Peter Levashov, 40, pleaded guilty in 2018 to conspiracy, wire fraud, identity theft and other charges that he operated several networks of hijacked computers, known as botnets, that were capable of pumping out billions of spam emails.

Prosecutors are asking that he be sentenced Tuesday to between 12 and 14 1/2 years in prison when he appears via teleconference before U.S. District Judge Robert Chatigny in Connecticut.

In their written presentencing arguments, prosecutors said Levashov spent more than a decade controlling the botnets — including one that may have infected 200,000 computers — to harvest email addresses, logins and passwords from infected computers and also distributed malware and other malicious software.

“Levashov used those botnets to send billions of spam messages, messages which ranged in destructive potential from relatively harmless advertisements, to email messages used to conduct 'pump and dump' schemes, to email messages containing malicious links that spread malware such as viruses or ransomware,” Assistant U.S. Attorney Edward Chang wrote.

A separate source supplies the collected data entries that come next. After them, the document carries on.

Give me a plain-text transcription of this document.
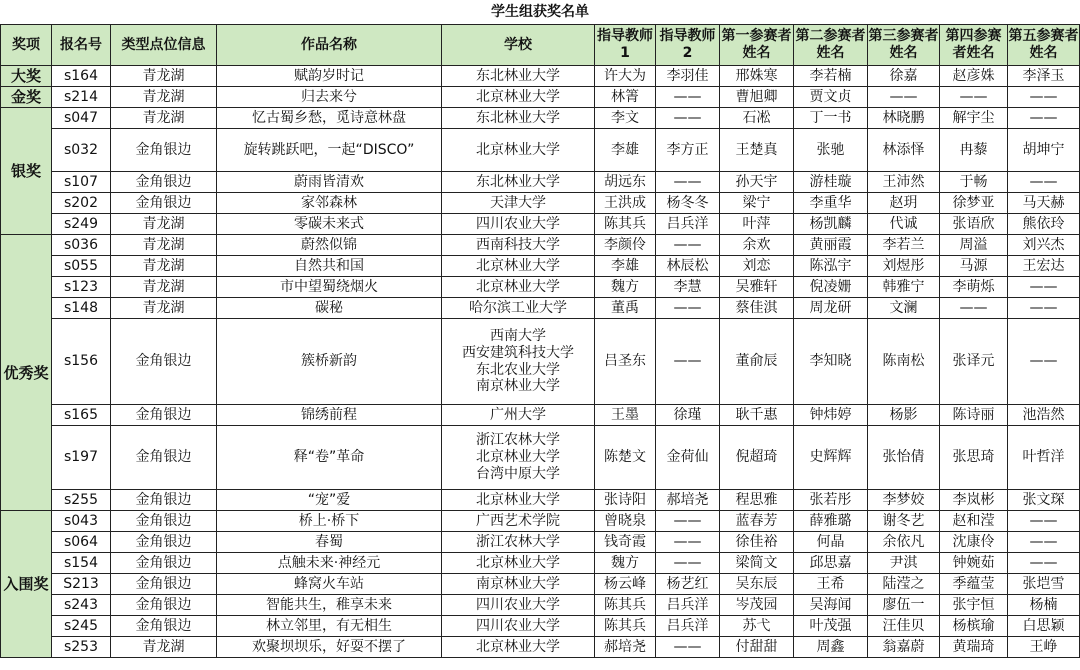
学生组获奖名单
奖项	报名号	类型点位信息	作品名称	学校	指导教师1	指导教师2	第一参赛者姓名	第二参赛者姓名	第三参赛者姓名	第四参赛者姓名	第五参赛者姓名
大奖	s164	青龙湖	赋韵岁时记	东北林业大学	许大为	李羽佳	邢姝寒	李若楠	徐嘉	赵彦姝	李泽玉
金奖	s214	青龙湖	归去来兮	北京林业大学	林箐	——	曹旭卿	贾文贞	——	——	——
银奖	s047	青龙湖	忆古蜀乡愁，觅诗意林盘	东北林业大学	李文	——	石凇	丁一书	林晓鹏	解宇尘	——
	s032	金角银边	旋转跳跃吧，一起“DISCO”	北京林业大学	李雄	李方正	王楚真	张驰	林添怿	冉藜	胡坤宁
	s107	金角银边	蔚雨皆清欢	东北林业大学	胡远东	——	孙天宇	游桂璇	王沛然	于畅	——
	s202	金角银边	家邻森林	天津大学	王洪成	杨冬冬	梁宁	李重华	赵玥	徐梦亚	马天赫
	s249	青龙湖	零碳未来式	四川农业大学	陈其兵	吕兵洋	叶萍	杨凯麟	代诚	张语欣	熊依玲
优秀奖	s036	青龙湖	蔚然似锦	西南科技大学	李颜伶	——	余欢	黄丽霞	李若兰	周溢	刘兴杰
	s055	青龙湖	自然共和国	北京林业大学	李雄	林辰松	刘恋	陈泓宇	刘煜彤	马源	王宏达
	s123	青龙湖	市中望蜀绕烟火	北京林业大学	魏方	李慧	吴雅轩	倪凌姗	韩雅宁	李萌烁	——
	s148	青龙湖	碳秘	哈尔滨工业大学	董禹	——	蔡佳淇	周龙研	文澜	——	——
	s156	金角银边	簇桥新韵	西南大学
西安建筑科技大学
东北农业大学
南京林业大学	吕圣东	——	董俞辰	李知晓	陈南松	张译元	——
	s165	金角银边	锦绣前程	广州大学	王墨	徐瑾	耿千惠	钟炜婷	杨影	陈诗丽	池浩然
	s197	金角银边	释“卷”革命	浙江农林大学
北京林业大学
台湾中原大学	陈楚文	金荷仙	倪超琦	史辉辉	张怡倩	张思琦	叶哲洋
	s255	金角银边	“宠”爱	北京林业大学	张诗阳	郝培尧	程思雅	张若彤	李梦姣	李岚彬	张文琛
入围奖	s043	金角银边	桥上·桥下	广西艺术学院	曾晓泉	——	蓝春芳	薛雅璐	谢冬艺	赵和滢	——
	s064	金角银边	春蜀	浙江农林大学	钱奇霞	——	徐佳裕	何晶	余依凡	沈康伶	——
	s154	金角银边	点触未来·神经元	北京林业大学	魏方	——	梁简文	邱思嘉	尹淇	钟婉茹	——
	S213	金角银边	蜂窝火车站	南京林业大学	杨云峰	杨艺红	吴东辰	王希	陆滢之	季蕴莹	张垲雪
	s243	金角银边	智能共生，稚享未来	四川农业大学	陈其兵	吕兵洋	岑茂园	吴海闻	廖伍一	张宇恒	杨楠
	s245	金角银边	林立邻里，有无相生	四川农业大学	陈其兵	吕兵洋	苏弋	叶茂强	汪佳贝	杨槟瑜	白思颖
	s253	青龙湖	欢聚坝坝乐，好耍不摆了	北京林业大学	郝培尧	——	付甜甜	周鑫	翁嘉蔚	黄瑞琦	王峥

Chang said Levashov, also known as “Peter Severa,” operated three of the most notorious botnets known to authorities — Storm Worm, Waledac, and Kelihos.

At its peak, Storm Worm reportedly sent 57 million email messages in a single day, prosecutors said. Waledac could send 1.5 billion spam messages per day and Kelihos was reportedly capable of sending 4 billion spam messages per day, he said.

Prosecutors said Levashov had also moderated online forums used to sell and trade stolen identities and credit card numbers.

Levashov was arrested in April 2017 while vacationing in Spain. His arrest was one of a series that targeted Russian cybercriminals outside their homeland, which has no extradition agreement with the United States.

Russian authorities fought his extradition, but Levashov was eventually transferred to the U.S. He was prosecuted in Connecticut because the FBI’s New Haven office investigated the case through its Connecticut Cyber Task Force and some of the hijacked computers were located in this state, authorities said.

His lawyers, in arguing for sentence of time already served, argue that Levashov’s hacking was not complex enough to warrant a harsher sentence. They also said he is humbled, apologetic and has suffered enormously already from his crimes in the years since his arrest.

“Aside from the general weight of being under federal indictment, they have been spent locked up in two foreign countries, away from his family, where he does not know anyone, and spent in the midst of an unprecedented worldwide pandemic,” defense attorney Vadim Glozman wrote. “Put simply, these four-and-a-half years have felt like an eternity.”